The amendments to Rule 14a-8 may impact future pay gap shareholder proposals in several ways. First, beginning in 2022, activist shareholders will be unable to reintroduce proposals that fail to attain the requisite support at a previous shareholder meeting. Critically, shareholder proposals have received less than 10% of voters’ support at several companies’ annual shareholder meetings, including Alphabet, Facebook, J.P. Morgan, and Wells Fargo. The amended Rule 14a-8(i)(12) may have less impact at companies where such proposals have failed by a narrower margin.

Relatedly, activist shareholders may shift their calculus given the preclusive impact of multiple failed pay gap proposals in successive years. They may, for example, shift their focus to different industries, or to other companies in the financial and technology industries that have not yet received a pay gap shareholder proposal. Smaller activist shareholder groups may be dissuaded from filing pay gap shareholder proposals altogether given the increased ownership thresholds under Rule 14a-8(b).

Finally, given the rule restricting shareholder proposals to one per “each person,” activist shareholders will soon be prohibited from filing multiple proposals with the same company in a single year. What this means for the future of pay gap shareholder proposals is unclear, although some activist shareholders may find such proposals less attractive than other proposals in light of their extremely low success rate to date.

December 1, 2020

D&I Pay Targets: Best as a Downward Modifier?

Liz Dunshee

I blogged a couple months ago that Starbucks would be tying executive pay to diversity targets. Around the same time, Medtronic released its 2020 Integrated Performance Report and announced progress on several E&S issues – including pay equity – and said that it would be linking compensation & advancement opportunities to diversity, equity & inclusion goals. See this Willis Towers Watson memo for more data on D&I commitments and a prediction that more companies will link diversity achievement to executive pay in the coming year.

As more companies move in this direction, this Hunton Andrews Kurth blog offers a few points to consider so that the program can both motivate executives and avoid awkward proxy disclosure.

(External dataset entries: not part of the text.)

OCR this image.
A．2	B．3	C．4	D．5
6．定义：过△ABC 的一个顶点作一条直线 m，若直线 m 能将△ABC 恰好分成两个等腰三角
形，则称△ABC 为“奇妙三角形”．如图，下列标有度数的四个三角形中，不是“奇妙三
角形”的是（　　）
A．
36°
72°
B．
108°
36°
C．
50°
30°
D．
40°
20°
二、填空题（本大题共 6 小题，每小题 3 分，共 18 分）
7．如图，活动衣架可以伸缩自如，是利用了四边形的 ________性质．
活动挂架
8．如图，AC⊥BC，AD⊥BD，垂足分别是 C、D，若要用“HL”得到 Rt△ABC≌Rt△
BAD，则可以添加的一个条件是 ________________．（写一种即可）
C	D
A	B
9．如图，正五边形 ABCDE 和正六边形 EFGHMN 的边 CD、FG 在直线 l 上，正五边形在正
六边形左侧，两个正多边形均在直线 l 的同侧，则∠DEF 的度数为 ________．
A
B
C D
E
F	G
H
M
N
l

Here’s an excerpt:

To that end, consider having the D&I metric designed to act only as a downward pay modifier to a financial performance metric (similar to how absolute shareholder return can downward modify the pay outcome of an otherwise successful relative total shareholder return formula). That way:

– The status quo of financially incentivizing the executives towards the success of the D&I initiative is maintained.

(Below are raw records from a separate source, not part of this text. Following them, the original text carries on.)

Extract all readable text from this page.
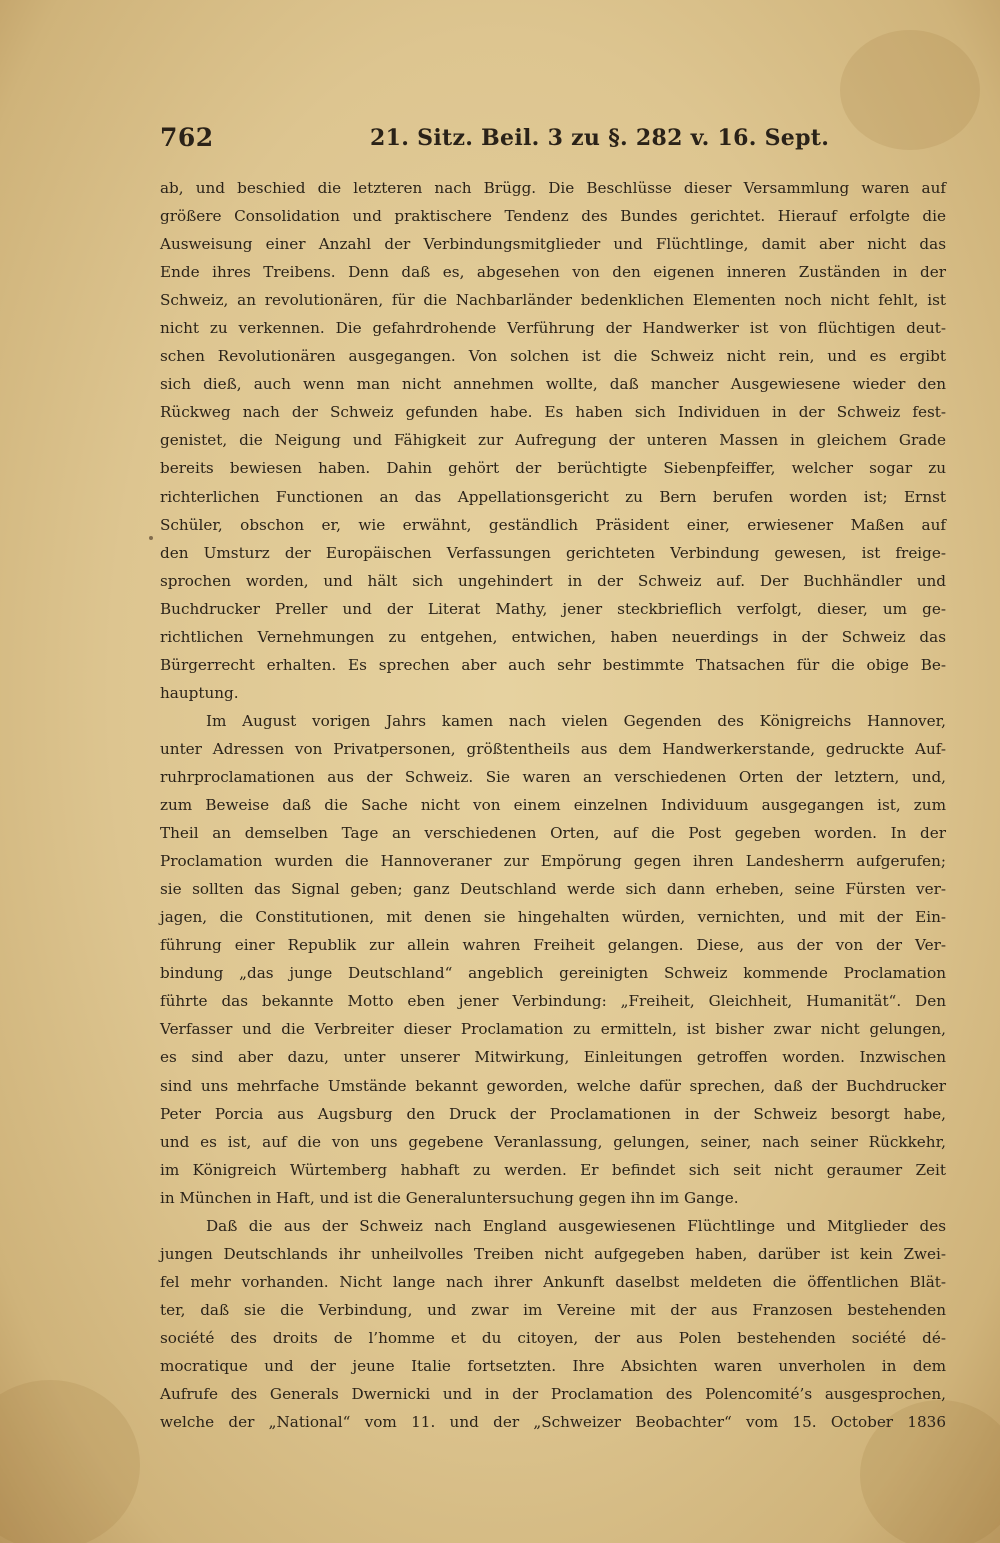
762	21. Sitz. Beil. 3 zu §. 282 v. 16. Sept.
ab, und beschied die letzteren nach Brügg. Die Beschlüsse dieser Versammlung waren auf
größere Consolidation und praktischere Tendenz des Bundes gerichtet. Hierauf erfolgte die
Ausweisung einer Anzahl der Verbindungsmitglieder und Flüchtlinge, damit aber nicht das
Ende ihres Treibens. Denn daß es, abgesehen von den eigenen inneren Zuständen in der
Schweiz, an revolutionären, für die Nachbarländer bedenklichen Elementen noch nicht fehlt, ist
nicht zu verkennen. Die gefahrdrohende Verführung der Handwerker ist von flüchtigen deut-
schen Revolutionären ausgegangen. Von solchen ist die Schweiz nicht rein, und es ergibt
sich dieß, auch wenn man nicht annehmen wollte, daß mancher Ausgewiesene wieder den
Rückweg nach der Schweiz gefunden habe. Es haben sich Individuen in der Schweiz fest-
genistet, die Neigung und Fähigkeit zur Aufregung der unteren Massen in gleichem Grade
bereits bewiesen haben. Dahin gehört der berüchtigte Siebenpfeiffer, welcher sogar zu
richterlichen Functionen an das Appellationsgericht zu Bern berufen worden ist; Ernst
Schüler, obschon er, wie erwähnt, geständlich Präsident einer, erwiesener Maßen auf
den Umsturz der Europäischen Verfassungen gerichteten Verbindung gewesen, ist freige-
sprochen worden, und hält sich ungehindert in der Schweiz auf. Der Buchhändler und
Buchdrucker Preller und der Literat Mathy, jener steckbrieflich verfolgt, dieser, um ge-
richtlichen Vernehmungen zu entgehen, entwichen, haben neuerdings in der Schweiz das
Bürgerrecht erhalten. Es sprechen aber auch sehr bestimmte Thatsachen für die obige Be-
hauptung.
Im August vorigen Jahrs kamen nach vielen Gegenden des Königreichs Hannover,
unter Adressen von Privatpersonen, größtentheils aus dem Handwerkerstande, gedruckte Auf-
ruhrproclamationen aus der Schweiz. Sie waren an verschiedenen Orten der letztern, und,
zum Beweise daß die Sache nicht von einem einzelnen Individuum ausgegangen ist, zum
Theil an demselben Tage an verschiedenen Orten, auf die Post gegeben worden. In der
Proclamation wurden die Hannoveraner zur Empörung gegen ihren Landesherrn aufgerufen;
sie sollten das Signal geben; ganz Deutschland werde sich dann erheben, seine Fürsten ver-
jagen, die Constitutionen, mit denen sie hingehalten würden, vernichten, und mit der Ein-
führung einer Republik zur allein wahren Freiheit gelangen. Diese, aus der von der Ver-
bindung „das junge Deutschland“ angeblich gereinigten Schweiz kommende Proclamation
führte das bekannte Motto eben jener Verbindung: „Freiheit, Gleichheit, Humanität“. Den
Verfasser und die Verbreiter dieser Proclamation zu ermitteln, ist bisher zwar nicht gelungen,
es sind aber dazu, unter unserer Mitwirkung, Einleitungen getroffen worden. Inzwischen
sind uns mehrfache Umstände bekannt geworden, welche dafür sprechen, daß der Buchdrucker
Peter Porcia aus Augsburg den Druck der Proclamationen in der Schweiz besorgt habe,
und es ist, auf die von uns gegebene Veranlassung, gelungen, seiner, nach seiner Rückkehr,
im Königreich Würtemberg habhaft zu werden. Er befindet sich seit nicht geraumer Zeit
in München in Haft, und ist die Generaluntersuchung gegen ihn im Gange.
Daß die aus der Schweiz nach England ausgewiesenen Flüchtlinge und Mitglieder des
jungen Deutschlands ihr unheilvolles Treiben nicht aufgegeben haben, darüber ist kein Zwei-
fel mehr vorhanden. Nicht lange nach ihrer Ankunft daselbst meldeten die öffentlichen Blät-
ter, daß sie die Verbindung, und zwar im Vereine mit der aus Franzosen bestehenden
société des droits de l’homme et du citoyen, der aus Polen bestehenden société dé-
mocratique und der jeune Italie fortsetzten. Ihre Absichten waren unverholen in dem
Aufrufe des Generals Dwernicki und in der Proclamation des Polencomité’s ausgesprochen,
welche der „National“ vom 11. und der „Schweizer Beobachter“ vom 15. October 1836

– Positive proxy disclosure results if both the financial target and the D&I target are satisfied.

– Positive enforcement disclosure results if the financial target is satisfied but the D&I target is not satisfied (i.e., this outcome is not good from the perspective of the D&I initiative or from the executive’s compensation expectations, but from a proxy disclosure perspective the CD&A would disclose that failure of the D&I initiative resulted in a downward adjustment to the pay formula).

– Semi-positive disclosure results if the financial target is not satisfied but the D&I target is satisfied (i.e., this outcome is not good for long-term shareholders, but is good from a social policy perspective), though the answer is that the performance-based pay formula resulted in a $0.00 payout.

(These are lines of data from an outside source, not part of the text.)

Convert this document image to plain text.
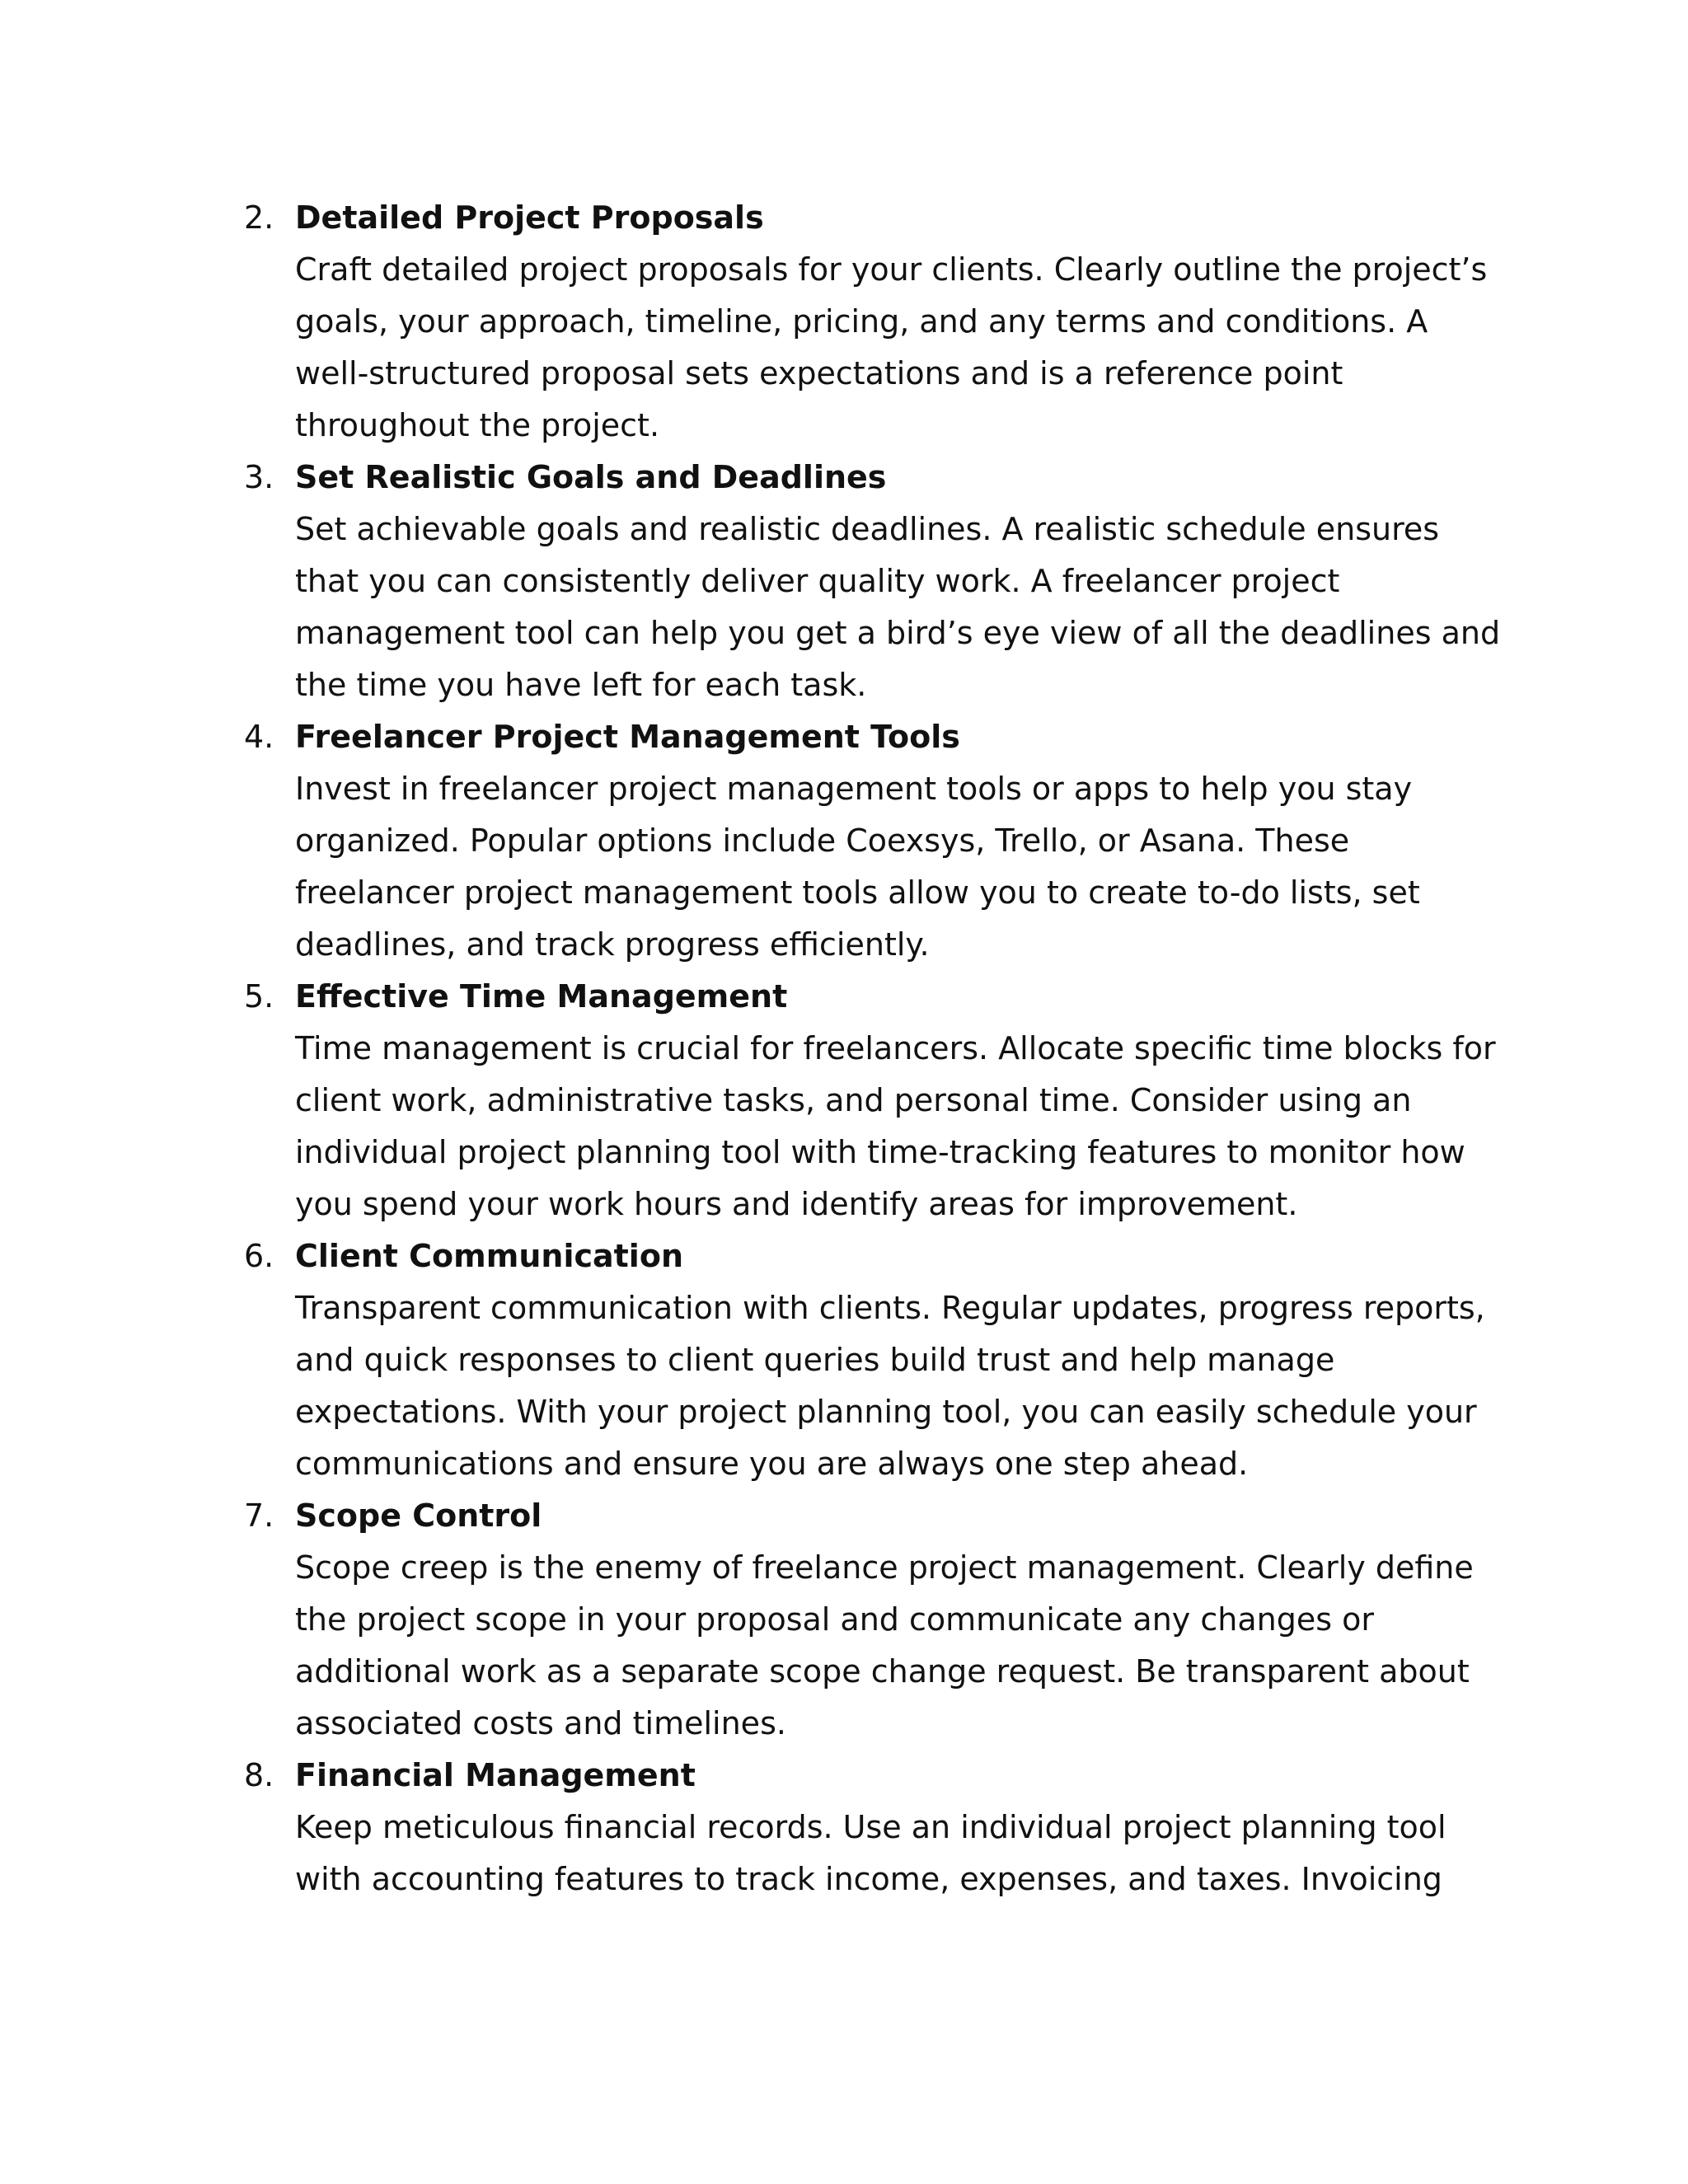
2. Detailed Project Proposals
Craft detailed project proposals for your clients. Clearly outline the project’s
goals, your approach, timeline, pricing, and any terms and conditions. A
well-structured proposal sets expectations and is a reference point
throughout the project.
3. Set Realistic Goals and Deadlines
Set achievable goals and realistic deadlines. A realistic schedule ensures
that you can consistently deliver quality work. A freelancer project
management tool can help you get a bird’s eye view of all the deadlines and
the time you have left for each task.
4. Freelancer Project Management Tools
Invest in freelancer project management tools or apps to help you stay
organized. Popular options include Coexsys, Trello, or Asana. These
freelancer project management tools allow you to create to-do lists, set
deadlines, and track progress efficiently.
5. Effective Time Management
Time management is crucial for freelancers. Allocate specific time blocks for
client work, administrative tasks, and personal time. Consider using an
individual project planning tool with time-tracking features to monitor how
you spend your work hours and identify areas for improvement.
6. Client Communication
Transparent communication with clients. Regular updates, progress reports,
and quick responses to client queries build trust and help manage
expectations. With your project planning tool, you can easily schedule your
communications and ensure you are always one step ahead.
7. Scope Control
Scope creep is the enemy of freelance project management. Clearly define
the project scope in your proposal and communicate any changes or
additional work as a separate scope change request. Be transparent about
associated costs and timelines.
8. Financial Management
Keep meticulous financial records. Use an individual project planning tool
with accounting features to track income, expenses, and taxes. Invoicing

– But more importantly, negative proxy disclosure can be softened if both the financial target and the D&I target are not satisfied because, depending on design, only the missed financial target needs to be disclosed. To this point, if the sole purpose of the D&I metric was to act as a negative modifier to a financial metric (i.e., the D&I metric can only downward adjust a payout and in no circumstances act to upward adjust a payout), then awkward disclosure of the missed D&I target might be avoided.